During the last few years, there’s been a wave of nostalgia about the music industry and several very good documentaries about this have debuted, including The Wrecking Crew, Muscle Shoals and the Oscar-winning 20 Feet From Stardom.  Because of this, it’s not surprising that a film like The Record Man has created.  It’s another story about a lesser-known figure from the industry, Henry Stone of TK Productions in Miami–creator of the so-called ‘Miami Sound’.  Over the years, he’s produced records for a variety of stars including James Brown, KC and the Sunshine Band as well as Sam and Dave.  Most of the rest of the other acts he signed are ones that most viewers today simply wouldn’t recognize–mostly comprised of soul, R&B and disco acts.

The Record Man
Directed by
Mark Moormann
Steve Alaimo, Harry Wayne “KC” Casey, Henry Stone
Release Date
10 March 2015
Martin’s Grade: A-

I felt while I was watching the film that his contributions to music were probably not as significant as the acts in Muscle Shoals–at least in his career up to the mid 1970s.  However, during the disco days, his importance increased and according to the documentary he produced the first disco album.  And, as disco flourished, so did Stone and his acts.  As a result, he was, briefly, on top of the music world.  How would he survive the soon to be announced ‘death of disco’?  How would he survive the digital music distribution age?  And, how would he deal with blindness that’s overtaken him in his twilight years?

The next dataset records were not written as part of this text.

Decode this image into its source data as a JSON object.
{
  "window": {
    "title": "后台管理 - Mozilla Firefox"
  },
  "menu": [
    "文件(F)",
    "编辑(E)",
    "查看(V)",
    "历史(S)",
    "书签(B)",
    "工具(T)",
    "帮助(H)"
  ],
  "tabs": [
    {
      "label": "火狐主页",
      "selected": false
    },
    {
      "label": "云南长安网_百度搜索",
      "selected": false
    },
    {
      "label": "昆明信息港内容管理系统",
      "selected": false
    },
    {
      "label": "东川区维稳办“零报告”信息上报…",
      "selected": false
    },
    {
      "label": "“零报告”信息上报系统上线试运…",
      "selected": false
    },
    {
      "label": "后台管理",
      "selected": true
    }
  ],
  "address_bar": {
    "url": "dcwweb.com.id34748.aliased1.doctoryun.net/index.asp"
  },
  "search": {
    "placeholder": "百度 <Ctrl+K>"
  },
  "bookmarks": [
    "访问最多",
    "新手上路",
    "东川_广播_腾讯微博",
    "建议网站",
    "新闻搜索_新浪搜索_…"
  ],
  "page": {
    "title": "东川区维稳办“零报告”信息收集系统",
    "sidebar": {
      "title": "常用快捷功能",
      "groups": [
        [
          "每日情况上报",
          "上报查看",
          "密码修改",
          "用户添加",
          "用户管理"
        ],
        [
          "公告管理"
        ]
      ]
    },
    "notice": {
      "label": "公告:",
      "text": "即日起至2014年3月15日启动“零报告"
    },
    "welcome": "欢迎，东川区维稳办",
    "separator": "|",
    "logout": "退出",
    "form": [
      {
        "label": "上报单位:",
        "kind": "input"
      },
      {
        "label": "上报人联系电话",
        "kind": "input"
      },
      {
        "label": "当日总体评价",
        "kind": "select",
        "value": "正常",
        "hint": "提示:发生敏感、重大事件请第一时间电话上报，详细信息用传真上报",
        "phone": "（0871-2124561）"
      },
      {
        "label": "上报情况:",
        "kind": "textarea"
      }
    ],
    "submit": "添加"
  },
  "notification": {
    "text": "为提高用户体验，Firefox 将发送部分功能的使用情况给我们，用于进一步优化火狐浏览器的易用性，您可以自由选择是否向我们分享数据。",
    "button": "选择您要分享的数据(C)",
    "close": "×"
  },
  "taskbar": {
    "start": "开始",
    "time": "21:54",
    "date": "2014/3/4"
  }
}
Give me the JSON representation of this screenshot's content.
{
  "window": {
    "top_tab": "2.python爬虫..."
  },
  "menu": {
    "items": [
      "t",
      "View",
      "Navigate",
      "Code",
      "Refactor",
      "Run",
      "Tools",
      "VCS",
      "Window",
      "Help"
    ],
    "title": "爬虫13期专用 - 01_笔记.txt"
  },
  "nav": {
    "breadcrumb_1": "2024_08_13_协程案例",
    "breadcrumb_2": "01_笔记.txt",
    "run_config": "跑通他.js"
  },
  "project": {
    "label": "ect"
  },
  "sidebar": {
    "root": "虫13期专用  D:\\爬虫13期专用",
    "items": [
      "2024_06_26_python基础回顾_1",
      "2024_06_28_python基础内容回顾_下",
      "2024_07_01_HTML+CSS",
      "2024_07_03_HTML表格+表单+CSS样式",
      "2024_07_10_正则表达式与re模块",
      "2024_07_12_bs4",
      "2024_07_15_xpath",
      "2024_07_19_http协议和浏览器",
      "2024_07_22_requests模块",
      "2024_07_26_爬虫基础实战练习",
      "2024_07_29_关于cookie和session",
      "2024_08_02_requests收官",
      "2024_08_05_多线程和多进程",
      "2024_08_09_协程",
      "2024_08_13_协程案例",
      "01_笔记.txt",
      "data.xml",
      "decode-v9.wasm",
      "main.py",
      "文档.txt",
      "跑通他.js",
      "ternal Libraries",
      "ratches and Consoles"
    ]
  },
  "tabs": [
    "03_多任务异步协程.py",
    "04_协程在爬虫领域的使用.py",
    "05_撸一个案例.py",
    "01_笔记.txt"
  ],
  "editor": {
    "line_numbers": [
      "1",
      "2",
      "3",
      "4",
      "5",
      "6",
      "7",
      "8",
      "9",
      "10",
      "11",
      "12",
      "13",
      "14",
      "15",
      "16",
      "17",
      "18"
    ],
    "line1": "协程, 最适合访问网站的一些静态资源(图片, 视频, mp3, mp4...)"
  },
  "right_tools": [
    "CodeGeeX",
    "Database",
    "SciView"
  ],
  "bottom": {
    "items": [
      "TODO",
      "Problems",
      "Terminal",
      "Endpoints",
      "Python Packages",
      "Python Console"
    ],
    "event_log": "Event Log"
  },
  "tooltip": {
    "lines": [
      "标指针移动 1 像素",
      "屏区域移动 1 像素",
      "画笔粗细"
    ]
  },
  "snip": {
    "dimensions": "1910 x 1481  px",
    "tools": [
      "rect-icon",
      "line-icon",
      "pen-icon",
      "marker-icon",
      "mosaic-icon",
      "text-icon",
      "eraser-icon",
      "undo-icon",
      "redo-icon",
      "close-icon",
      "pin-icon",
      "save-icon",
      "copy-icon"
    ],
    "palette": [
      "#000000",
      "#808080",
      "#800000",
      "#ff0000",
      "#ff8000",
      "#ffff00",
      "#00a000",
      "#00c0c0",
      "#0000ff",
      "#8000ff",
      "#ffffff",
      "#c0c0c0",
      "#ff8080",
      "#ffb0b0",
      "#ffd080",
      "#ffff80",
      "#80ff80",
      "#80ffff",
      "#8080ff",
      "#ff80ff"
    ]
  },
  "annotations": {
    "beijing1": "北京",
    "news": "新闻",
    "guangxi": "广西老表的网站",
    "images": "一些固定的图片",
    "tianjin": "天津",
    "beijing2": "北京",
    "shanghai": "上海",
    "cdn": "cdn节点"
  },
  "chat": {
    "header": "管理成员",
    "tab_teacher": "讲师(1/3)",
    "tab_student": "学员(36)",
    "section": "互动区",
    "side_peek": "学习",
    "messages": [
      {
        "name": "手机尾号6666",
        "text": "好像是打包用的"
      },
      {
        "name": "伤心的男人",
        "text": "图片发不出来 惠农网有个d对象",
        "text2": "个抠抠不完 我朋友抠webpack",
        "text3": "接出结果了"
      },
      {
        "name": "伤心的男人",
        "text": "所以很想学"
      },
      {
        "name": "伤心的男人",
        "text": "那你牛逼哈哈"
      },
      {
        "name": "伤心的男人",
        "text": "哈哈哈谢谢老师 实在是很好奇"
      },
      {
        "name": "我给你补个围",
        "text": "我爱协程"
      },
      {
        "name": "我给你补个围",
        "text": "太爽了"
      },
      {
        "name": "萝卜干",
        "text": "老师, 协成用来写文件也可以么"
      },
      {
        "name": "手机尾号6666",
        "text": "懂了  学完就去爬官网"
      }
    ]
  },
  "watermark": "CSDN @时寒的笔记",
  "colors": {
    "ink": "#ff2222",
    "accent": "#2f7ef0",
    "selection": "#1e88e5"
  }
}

While I didn’t get the impression that Stone was exactly a huge figure in music, the quality of the film is quite high.  The story is well constructed, the interviews engaging and the story keeps your interest.  Plus this incredibly youthful 90-plus seems like a nice guy and this makes his story worth telling.  Mark Moormann did a very nice job with the picture and it’s not surprising that the film took the Best Documentary Feature award at the recent Orlando Film Festival–plus the fact that his career mostly occurred in Florida probably didn’t hurt!  Well worth seeing.

By the way, if you enjoy this film, Moormann has made several other musical documentaries, including I See the Music: Baron Wolman–the Rolling Stone Years and For Once in My Life, a film about singers and musicians with various disabilities.